White Hat Hackers – the forgotten good guys

Last week on the GFI blog we discussed why hackers do what they do. Today we will be looking at ‘white hat hackers’ and why most of the time they are the forgotten good guys in the IT world today.

The word hacker has a long history of controversy over its precise meaning. Mostly it refers to bad guys, those that break into computers to steal, spy or cause damage but that’s not all it encompasses. Many ‘ethical’ hackers took umbrage at this name and tried to convince the world that not all hackers were so awful, and the bad apples should be given a new name – a phracker.

The same motive was behind the term ‘cracker’. Neither of these terms exactly caught on, so the notion of a White Hat Hacker emerged – those that use hacking techniques to ultimately strengthen an organization’s security, and who are often paid handsomely to do so.

White Hats that aren’t on the payroll sometimes come across a vulnerability. Instead of using it to cause harm, they privately disclose the hole to the vendor or organization that has it, and this vulnerability only goes public when the hole is closed or a patch is made available.

On the opposite side of the spectrum, in this world view, are Black Hat Hackers who do bad things and whom most just call hackers. In between are the Gray (or Grey) Hats (depends on which side of the pond you live on).
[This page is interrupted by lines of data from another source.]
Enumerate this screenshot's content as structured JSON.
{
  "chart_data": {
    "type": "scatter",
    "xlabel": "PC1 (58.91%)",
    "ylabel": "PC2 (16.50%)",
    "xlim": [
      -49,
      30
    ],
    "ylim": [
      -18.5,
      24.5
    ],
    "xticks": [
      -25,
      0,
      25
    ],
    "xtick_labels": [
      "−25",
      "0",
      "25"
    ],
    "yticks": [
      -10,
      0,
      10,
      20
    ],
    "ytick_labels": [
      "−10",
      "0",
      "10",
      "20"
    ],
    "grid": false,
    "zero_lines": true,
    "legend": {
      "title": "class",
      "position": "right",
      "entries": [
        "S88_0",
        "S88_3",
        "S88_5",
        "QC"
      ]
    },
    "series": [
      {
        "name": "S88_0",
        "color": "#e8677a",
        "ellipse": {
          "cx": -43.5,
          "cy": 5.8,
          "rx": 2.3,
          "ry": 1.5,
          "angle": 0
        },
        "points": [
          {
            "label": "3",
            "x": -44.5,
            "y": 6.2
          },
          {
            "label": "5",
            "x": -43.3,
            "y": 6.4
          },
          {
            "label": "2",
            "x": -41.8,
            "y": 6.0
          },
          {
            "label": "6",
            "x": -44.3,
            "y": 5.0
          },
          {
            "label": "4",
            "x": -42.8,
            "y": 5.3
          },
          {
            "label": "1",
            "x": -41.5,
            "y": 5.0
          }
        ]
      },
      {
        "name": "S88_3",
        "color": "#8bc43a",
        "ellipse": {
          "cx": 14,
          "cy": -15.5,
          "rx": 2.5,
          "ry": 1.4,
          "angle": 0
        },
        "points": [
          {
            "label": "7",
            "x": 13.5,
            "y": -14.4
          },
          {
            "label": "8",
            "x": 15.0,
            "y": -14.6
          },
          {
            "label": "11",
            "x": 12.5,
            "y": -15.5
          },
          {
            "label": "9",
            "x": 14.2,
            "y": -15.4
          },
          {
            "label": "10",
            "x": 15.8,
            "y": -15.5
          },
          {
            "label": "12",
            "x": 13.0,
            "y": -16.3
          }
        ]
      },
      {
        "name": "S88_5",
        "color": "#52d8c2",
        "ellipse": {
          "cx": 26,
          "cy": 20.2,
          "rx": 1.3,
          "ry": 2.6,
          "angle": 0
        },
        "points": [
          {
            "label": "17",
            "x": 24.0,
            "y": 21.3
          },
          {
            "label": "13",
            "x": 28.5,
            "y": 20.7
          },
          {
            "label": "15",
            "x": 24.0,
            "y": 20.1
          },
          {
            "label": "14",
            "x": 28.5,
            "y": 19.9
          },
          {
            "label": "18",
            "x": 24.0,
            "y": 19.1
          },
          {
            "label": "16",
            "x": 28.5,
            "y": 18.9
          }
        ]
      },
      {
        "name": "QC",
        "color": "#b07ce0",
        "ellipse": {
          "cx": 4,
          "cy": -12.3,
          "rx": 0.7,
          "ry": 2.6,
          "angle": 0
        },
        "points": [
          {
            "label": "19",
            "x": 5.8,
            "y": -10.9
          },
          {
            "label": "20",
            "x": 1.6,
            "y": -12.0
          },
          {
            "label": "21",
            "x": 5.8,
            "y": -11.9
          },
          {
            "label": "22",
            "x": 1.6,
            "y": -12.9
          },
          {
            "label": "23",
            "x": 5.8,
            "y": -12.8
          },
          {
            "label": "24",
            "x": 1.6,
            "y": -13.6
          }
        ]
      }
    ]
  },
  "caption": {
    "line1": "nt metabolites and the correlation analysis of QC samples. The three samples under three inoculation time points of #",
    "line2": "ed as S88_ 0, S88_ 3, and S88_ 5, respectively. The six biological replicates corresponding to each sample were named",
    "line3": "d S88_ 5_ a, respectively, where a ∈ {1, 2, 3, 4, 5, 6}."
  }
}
The name really came into existence when L0pht used it to refer to their group. While they had the trappings of hackers, the group’s members had as their aim the improvement of computer security just like the White Hats – they just weren’t quite as pure.

The group went fully legit by merging with @stake, a commercial security company turning hacker expertise into true SMB and enterprise protection. The term is actually subject of a copyright from Greyhat, LCC, a security firm founded in 1998 who got the rights to the name the year before.
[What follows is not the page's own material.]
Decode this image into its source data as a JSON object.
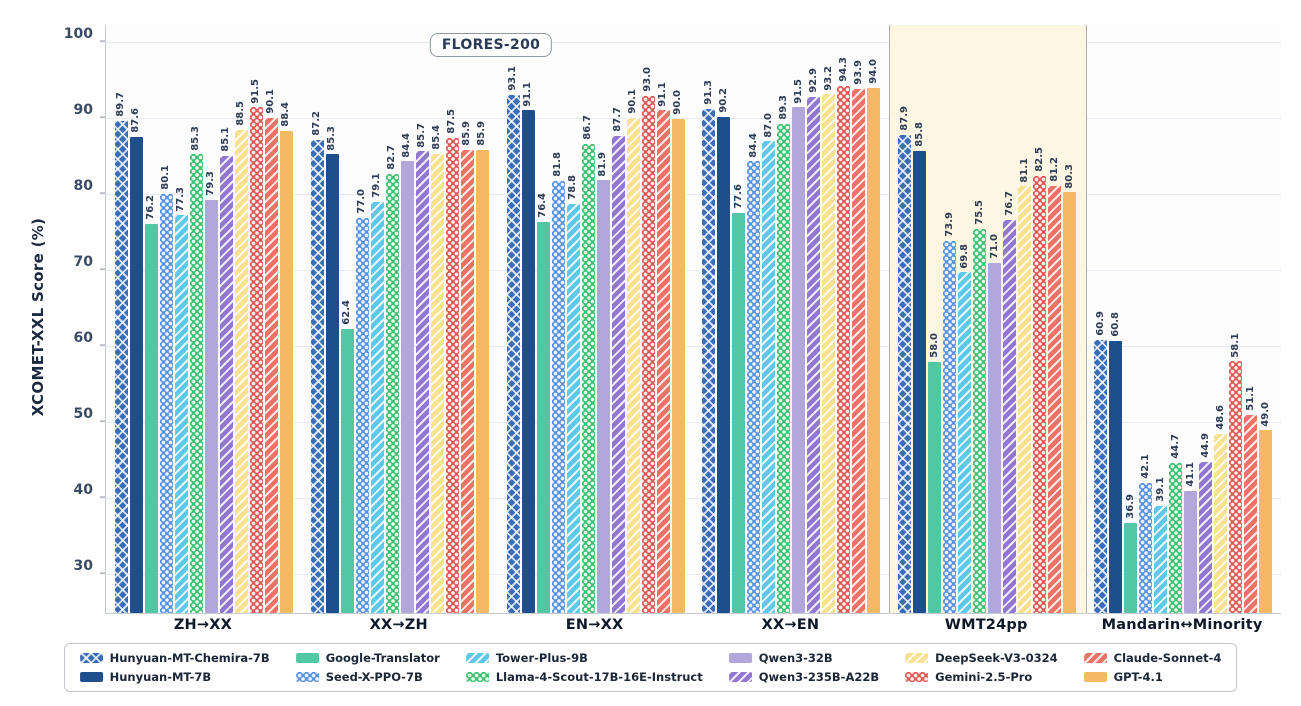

Like the term hacker itself, Gray Hat can have a number of meanings, everything from how folks disclose vulnerabilities to vendors, to those that are legit security pros by day and Black Hatters by night.

Which leads us to explore more fully Black Hat Hackers, a term not even needed if all hackers were truly all bad. For some the term Black Hat is a badge of honor they bestow upon themselves and these are the folks the rest of the internet really needs to worry about.

Patch industry needs White and Gray Hats

Patch vendors, such as GFI who have solutions such as GFI LanGuard intended to scan networks and manage patches, rely on the White and Gray Hats to help them identify computer vulnerabilities that need to be fixed. Software vendors such as Microsoft, Oracle and Adobe don’t spend the time to find all their own vulnerabilities, and in all fairness it is difficult to find one’s own flaws. White and Grey Hats are also slowly grabbing a bit of the spotlight with initiatives such as the Pwn2Own hacking contest organized by Hewlett-Packard as part of their Zero Day Initiative (ZDI). In this contest a number of hackers work to exploit a number of unknown vulnerabilities in Google’s Chrome, Microsoft’s Internet Explorer, Mozilla’s Firefox and Apple’s Safari browsers together with other software such as Adobe Reader and Adobe Flash Player plug-ins. In the 2015, hackers were awarded a total of $317,500 on the first day of the contest.

So let’s try and break this myth about all hackers being bad and hats off to the White and Gray Hats for all their work in keeping our networks safe.